What is actually disturbing is that it took Filipinos almost 30 years to figure out that they had been had by what basically is an even greedier, more power-hungry, feudal clan. The House of Aquino-Cojuangco is no different from all the others that the Yellow-branded rhetoric sought to demonise over the last three decades. We have President BS Aquino to thank for the clarity we now enjoy. BS Aquino, over the last five years has shown that another Aquino in power merely further embedded the same institutionalised thievery, encouraged the same politically-motivated “projects”, and propagated the same agenda-laden thinking — only this time the results were far more disastrous and unleashed over a far shorter timeframe. Aquino, in short, presided over an administration that was deadly-efficient at sowing dysfunction across the nation!

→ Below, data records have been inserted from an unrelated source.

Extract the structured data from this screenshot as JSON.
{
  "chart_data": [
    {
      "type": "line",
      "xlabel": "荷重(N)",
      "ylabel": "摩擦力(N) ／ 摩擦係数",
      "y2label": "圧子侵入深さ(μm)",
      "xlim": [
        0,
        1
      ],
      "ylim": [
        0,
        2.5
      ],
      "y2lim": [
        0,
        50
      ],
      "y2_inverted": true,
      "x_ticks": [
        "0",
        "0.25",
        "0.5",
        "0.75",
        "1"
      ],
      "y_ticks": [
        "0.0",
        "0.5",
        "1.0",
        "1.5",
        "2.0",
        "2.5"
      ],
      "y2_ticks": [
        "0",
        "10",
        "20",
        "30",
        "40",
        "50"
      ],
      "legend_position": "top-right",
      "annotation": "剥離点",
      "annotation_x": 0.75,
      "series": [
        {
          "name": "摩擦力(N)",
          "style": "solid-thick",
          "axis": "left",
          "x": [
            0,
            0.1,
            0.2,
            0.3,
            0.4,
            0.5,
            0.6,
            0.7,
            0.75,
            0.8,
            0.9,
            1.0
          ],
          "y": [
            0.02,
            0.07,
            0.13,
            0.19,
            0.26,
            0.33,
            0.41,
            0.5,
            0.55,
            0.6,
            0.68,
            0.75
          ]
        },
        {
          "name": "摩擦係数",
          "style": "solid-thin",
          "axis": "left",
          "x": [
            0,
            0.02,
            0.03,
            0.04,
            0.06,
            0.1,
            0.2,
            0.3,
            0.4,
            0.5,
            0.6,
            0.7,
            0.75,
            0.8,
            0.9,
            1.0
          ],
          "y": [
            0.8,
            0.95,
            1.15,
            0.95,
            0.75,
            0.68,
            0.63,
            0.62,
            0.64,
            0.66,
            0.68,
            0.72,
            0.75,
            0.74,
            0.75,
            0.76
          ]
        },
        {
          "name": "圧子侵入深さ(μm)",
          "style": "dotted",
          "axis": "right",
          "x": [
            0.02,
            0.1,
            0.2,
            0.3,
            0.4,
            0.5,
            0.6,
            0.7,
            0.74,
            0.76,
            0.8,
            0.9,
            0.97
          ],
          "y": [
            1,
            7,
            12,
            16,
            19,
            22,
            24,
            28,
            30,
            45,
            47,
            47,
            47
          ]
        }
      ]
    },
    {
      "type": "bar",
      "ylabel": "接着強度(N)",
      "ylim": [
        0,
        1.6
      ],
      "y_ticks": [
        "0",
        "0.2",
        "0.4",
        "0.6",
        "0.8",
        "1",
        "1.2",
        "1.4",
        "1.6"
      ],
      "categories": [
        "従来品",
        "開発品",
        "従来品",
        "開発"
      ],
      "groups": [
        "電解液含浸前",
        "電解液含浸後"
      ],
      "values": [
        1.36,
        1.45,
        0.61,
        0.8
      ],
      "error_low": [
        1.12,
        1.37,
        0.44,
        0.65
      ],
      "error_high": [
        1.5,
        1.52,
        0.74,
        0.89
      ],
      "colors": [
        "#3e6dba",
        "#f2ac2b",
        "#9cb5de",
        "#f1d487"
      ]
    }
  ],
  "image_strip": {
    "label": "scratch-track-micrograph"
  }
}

And yet, a small band of misguided Filipinos continue to chant: #NoyNoyPaRin!
Not surprisingly, the dude who supposedly launched that Twitter hasghtag is none other than disgraced televangelist Brother Eli Soriano of Ang Dating Daan fame. The radio and TV show is one of the longest-running religious programs in the Philippines. The program gained notoriety for its pointed “exposés” of so-called “doctrinal errors” of other Christian sects. Interestingly, Soriano was reportedly arrested in 2006 on charges of raping one of his church devotees in 2000…
Soriano allegedly “took advantage of his moral ascendancy and/or influence” to direct his subordinate to come into his room, massage him and have anal intercourse, around 1:30 p.m. of May 17, 2000.

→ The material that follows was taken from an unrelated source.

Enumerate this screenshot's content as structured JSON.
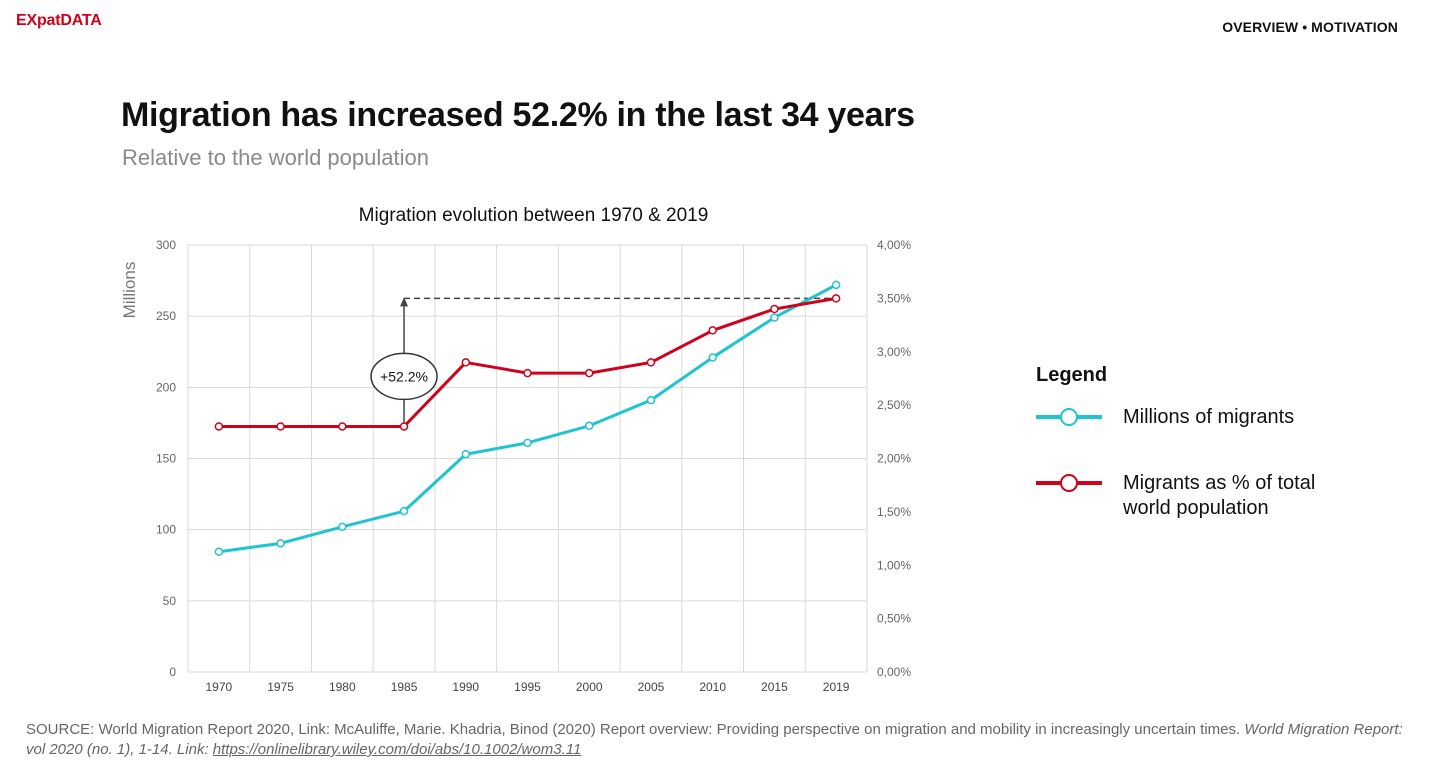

The case information said the sexual acts were done “against the will and consent, and to the damage and prejudice” of the complainant, who was also a religious.
Soriano has so far insisted that these accusations have “not been proven in court”. According on the last known report on the case, Soriano’s bid to have the case dismissed was rejected by the Philippines’ Court of Appeals.
What then is left to “celebrate” whenever the anniversary of the 1986 “revolution” comes around?
Not much really. At a fundamental level, the Philippines remains the same country it was before that “revolution”. As such, there was nothing truly revolutionary about that whole circus in 1986. The same power structures remain entrenched in Philippine politics and business. The same tiny elite clique of families still rule the islands. The same sorts of disasters still kill tens of thousands of Filipinos. And the same armed homicidal terrorists roam the country’s mountains and jungles with impunity.
Dependence on the remittances of the country’s vast army of overseas foreign workers is growing. And the economy is propped up more by consumption and asset bubbles (both fuelled by these remittances) than by real industrial capacity.
The “democracy” supposedly “restored” by this “revolution” is there in form but not in substance. The quality of the political “debate” has failed to rise to the level a true modern democracy demands. The result of this macro retardation is a devastating paralysis in the face of the gross incompetence exhibited by President BS Aquino in managing the crisis sparked by the recent massacre of 44 Filipino police officers by Islamic terrorists in Mindanao. Despite what has become a clear catastrophic loss of confidence in his “leadership”, the president remains safe in his office thanks to the public’s equal distaste for the alternative, Vice President Jejomar Binay who, like the president, is also a popularly-elected official.
That both the President and Vice President are equally detested by the very same people who voted for them is an indictment of the effectiveness of the sort of democracy the Philippines suffers today — one where the popular will does not, in most cases, reflect the best interests of the nation.
In essence, the 1986 “revolution” has given power to a people who are hopeless at wielding power productively.
A new narrative is needed to replace the idiotic “hero”-infested fairy tale told by Yellow propagandists over the last several decades. The new story should appeal to intelligence rather than emotion. Filipinos need to embrace the cold reality of the truth and wean itself off the warm fuzzy feeling they get from being told that they are a “blessed” lot. There is nothing blessed about chronic poverty and institutionalised injustice. Sadly, this is pretty much the only two things Filipinos have to show after three decades of post-“revolution” “freedom”.
The Yellow ribbon President BS Aquino continues to insist on wearing on his left shirt breast belongs where it should have been when he first took his seat in Malacanang — in the crapper.